Highlights & Insights¶
- First successful transfer of large-scale T2I diffusion priors to quanta imaging: Addressed the challenge of drastically different noise statistics (Bernoulli vs. Gaussian) by solving encoder collapse.
- Novel LSA Design: Using a frozen pre-trained encoder as the alignment target cut the shortcut path that causes degradation in existing methods like SUPIR/DiffBIR.
- Decoupled Three-Stage Design: S1 handles domain adaptation, S2 enhances perception, and S3 leverages temporal information, with clear responsibilities for each stage.
- Pre-denoising strategy for flow estimation: Estimating flow in the reconstruction domain rather than the noise domain circumvents the failure of optical flow on raw SPAD data.
Limitations & Future Work¶
- Training at fixed PPP=3.5 limits robustness in ultra-low light (PPP≤1); using PPP as an explicit conditioning signal may improve generalization.
- Pre-trained VAE decoder's 8-bit output limits native SPAD HDR capabilities; HDR-capable decoders are a future direction.
- Video-level diffusion priors could further enhance temporal consistency beyond what Stage 3 currently achieves.
- Stage 3 depends on RAFT flow; implicit alignment in latent space could be explored for extreme motion.
Related Work & Insights¶
- vs QBP: QBP uses a classic align-and-merge pipeline. gQIR generalizes this to latent space and replaces simple averaging with FusionViT, showing a +17.5 dB gain in extreme motion.
- vs QUIVER/QuDI: These task-specific models do not utilize pre-trained generative priors. gQIR outperforms QuDI by +2.17 dB on I2-2000fps.
- vs SUPIR/DiffBIR: These fail under Bernoulli noise. gQIR’s LSA loss + frozen encoder target is a critical modification for extreme quanta noise.

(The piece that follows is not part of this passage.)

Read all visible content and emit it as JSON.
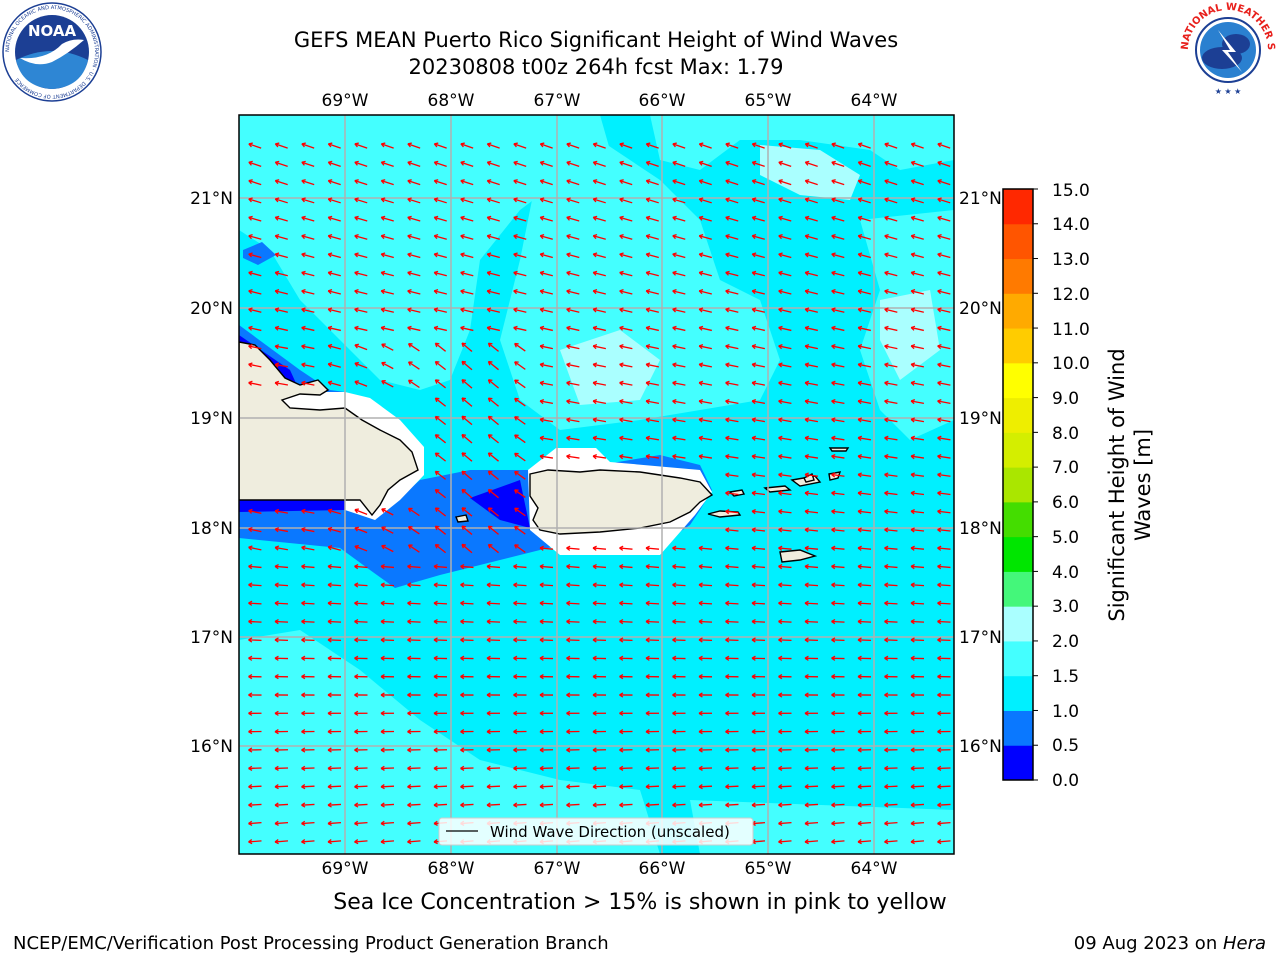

- The decoupled training approach is transferable to other non-standard sensor restoration tasks (e.g., event cameras, quantum sensors).
Rating¶
- Novelty: ⭐⭐⭐⭐ First to adapt T2I diffusion to quanta imaging, solving the key encoder collapse problem.

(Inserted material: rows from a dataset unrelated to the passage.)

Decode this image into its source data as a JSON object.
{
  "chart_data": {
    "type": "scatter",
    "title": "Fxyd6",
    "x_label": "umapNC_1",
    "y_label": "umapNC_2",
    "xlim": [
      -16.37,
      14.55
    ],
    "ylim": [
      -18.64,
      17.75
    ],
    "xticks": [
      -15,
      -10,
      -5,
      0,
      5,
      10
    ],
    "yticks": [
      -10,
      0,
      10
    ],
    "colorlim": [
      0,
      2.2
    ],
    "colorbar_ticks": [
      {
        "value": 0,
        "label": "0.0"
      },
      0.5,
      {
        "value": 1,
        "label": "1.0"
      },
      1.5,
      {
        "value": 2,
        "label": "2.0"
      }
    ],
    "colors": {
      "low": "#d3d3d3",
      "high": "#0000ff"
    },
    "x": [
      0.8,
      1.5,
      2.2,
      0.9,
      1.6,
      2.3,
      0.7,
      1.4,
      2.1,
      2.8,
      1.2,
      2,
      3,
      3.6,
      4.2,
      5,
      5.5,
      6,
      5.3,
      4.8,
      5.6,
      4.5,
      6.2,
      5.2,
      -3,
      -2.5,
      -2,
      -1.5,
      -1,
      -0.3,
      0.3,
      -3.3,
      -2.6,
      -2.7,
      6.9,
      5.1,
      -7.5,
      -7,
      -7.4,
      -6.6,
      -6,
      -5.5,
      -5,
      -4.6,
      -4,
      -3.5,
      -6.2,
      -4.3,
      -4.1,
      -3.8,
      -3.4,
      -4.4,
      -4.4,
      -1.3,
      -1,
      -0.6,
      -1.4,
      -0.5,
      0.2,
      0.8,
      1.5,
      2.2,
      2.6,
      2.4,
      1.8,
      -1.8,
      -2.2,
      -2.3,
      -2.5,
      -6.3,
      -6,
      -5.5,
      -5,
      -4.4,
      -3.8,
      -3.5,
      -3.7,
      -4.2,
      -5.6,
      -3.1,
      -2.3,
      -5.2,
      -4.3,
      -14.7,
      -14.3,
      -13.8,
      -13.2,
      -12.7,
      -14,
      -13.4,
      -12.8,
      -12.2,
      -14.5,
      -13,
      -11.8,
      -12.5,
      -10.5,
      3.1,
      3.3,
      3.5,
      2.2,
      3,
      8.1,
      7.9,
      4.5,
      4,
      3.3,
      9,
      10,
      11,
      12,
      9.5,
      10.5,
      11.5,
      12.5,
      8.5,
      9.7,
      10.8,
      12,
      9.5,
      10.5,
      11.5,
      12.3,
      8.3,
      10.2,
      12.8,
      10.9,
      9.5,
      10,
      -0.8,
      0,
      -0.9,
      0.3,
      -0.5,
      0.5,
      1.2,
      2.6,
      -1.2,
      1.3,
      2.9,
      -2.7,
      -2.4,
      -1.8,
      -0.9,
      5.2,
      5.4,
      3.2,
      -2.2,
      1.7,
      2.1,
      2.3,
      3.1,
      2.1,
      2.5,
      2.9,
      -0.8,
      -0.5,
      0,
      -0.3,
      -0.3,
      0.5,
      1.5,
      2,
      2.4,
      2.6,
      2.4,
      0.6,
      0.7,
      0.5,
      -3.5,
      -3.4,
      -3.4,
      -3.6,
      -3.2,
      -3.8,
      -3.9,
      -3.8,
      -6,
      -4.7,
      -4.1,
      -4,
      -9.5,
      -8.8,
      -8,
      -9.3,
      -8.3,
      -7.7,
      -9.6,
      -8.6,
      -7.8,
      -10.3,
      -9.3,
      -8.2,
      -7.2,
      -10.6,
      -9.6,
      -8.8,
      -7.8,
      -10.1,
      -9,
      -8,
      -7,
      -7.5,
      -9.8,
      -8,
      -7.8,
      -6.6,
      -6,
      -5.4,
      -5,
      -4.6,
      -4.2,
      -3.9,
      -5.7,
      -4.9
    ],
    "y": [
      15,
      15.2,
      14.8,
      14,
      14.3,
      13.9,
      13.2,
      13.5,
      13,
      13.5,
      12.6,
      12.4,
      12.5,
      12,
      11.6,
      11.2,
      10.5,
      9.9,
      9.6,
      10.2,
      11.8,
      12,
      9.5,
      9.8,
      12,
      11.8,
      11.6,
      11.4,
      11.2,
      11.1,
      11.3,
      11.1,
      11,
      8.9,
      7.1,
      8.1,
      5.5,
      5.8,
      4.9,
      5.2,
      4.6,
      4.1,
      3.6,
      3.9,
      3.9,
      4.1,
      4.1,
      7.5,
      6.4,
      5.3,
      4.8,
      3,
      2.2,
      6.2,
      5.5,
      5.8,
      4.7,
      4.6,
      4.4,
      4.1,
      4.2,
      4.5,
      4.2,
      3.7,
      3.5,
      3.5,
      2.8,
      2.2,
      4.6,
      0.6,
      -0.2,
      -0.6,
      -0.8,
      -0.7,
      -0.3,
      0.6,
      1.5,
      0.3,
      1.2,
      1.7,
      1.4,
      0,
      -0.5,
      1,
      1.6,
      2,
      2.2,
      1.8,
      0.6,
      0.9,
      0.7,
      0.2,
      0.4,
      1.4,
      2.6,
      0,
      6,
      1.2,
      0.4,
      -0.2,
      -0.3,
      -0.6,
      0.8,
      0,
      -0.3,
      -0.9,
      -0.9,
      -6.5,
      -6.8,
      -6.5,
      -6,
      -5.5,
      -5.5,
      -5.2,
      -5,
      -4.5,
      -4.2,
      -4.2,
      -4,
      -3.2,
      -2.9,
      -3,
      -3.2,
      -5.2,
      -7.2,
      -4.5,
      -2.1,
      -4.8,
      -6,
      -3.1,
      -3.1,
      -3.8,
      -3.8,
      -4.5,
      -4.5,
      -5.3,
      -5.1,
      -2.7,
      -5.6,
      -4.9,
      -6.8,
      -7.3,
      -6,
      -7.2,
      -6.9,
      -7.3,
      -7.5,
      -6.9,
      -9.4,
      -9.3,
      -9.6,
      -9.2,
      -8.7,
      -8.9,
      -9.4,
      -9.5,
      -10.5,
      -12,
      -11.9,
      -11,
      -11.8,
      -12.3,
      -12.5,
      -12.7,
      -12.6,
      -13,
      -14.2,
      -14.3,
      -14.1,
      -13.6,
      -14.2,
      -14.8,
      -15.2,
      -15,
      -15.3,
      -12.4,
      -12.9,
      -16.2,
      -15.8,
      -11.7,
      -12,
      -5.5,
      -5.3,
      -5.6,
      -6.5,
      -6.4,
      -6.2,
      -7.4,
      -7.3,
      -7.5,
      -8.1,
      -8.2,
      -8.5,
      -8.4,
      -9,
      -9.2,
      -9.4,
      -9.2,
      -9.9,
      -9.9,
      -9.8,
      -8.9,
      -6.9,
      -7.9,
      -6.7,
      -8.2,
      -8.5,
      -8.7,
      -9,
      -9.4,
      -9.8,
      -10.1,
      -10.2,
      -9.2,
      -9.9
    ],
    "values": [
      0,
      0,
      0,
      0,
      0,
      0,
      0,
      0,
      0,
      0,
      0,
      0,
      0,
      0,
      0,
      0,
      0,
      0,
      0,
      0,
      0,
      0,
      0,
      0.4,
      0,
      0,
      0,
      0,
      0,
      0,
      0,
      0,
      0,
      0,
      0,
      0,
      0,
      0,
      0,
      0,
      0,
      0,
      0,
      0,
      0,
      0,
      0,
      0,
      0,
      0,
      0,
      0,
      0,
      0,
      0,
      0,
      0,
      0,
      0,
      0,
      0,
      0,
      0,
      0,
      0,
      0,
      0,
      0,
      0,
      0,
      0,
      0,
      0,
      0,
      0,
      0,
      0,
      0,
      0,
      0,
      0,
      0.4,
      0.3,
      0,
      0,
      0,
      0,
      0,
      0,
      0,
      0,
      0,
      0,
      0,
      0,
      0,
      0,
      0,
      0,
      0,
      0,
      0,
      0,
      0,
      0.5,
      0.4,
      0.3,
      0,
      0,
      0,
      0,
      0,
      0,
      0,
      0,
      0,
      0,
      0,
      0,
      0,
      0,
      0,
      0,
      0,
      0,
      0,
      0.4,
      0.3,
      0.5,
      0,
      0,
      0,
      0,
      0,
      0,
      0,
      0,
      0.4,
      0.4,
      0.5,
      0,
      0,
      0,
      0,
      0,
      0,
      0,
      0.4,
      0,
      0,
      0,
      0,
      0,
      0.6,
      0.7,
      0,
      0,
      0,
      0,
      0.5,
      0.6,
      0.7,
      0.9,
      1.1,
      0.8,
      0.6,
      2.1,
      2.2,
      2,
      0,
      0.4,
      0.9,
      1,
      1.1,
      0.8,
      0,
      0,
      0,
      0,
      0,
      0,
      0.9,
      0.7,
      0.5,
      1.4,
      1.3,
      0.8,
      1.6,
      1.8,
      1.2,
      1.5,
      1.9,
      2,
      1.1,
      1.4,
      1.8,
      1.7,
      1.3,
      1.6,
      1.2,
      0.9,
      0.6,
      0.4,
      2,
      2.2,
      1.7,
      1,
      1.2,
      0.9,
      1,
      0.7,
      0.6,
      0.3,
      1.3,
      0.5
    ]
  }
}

- Experimental Thoroughness: ⭐⭐⭐⭐ Comprehensive evaluation across synthetic/real data, single/burst modes, and various fps levels.
- Writing Quality: ⭐⭐⭐⭐ Clear motivation and physical modeling; intuitive visualization of encoder collapse.
- Value: ⭐⭐⭐⭐ Opens a new direction for generative priors in computational imaging; code and datasets are open-sourced.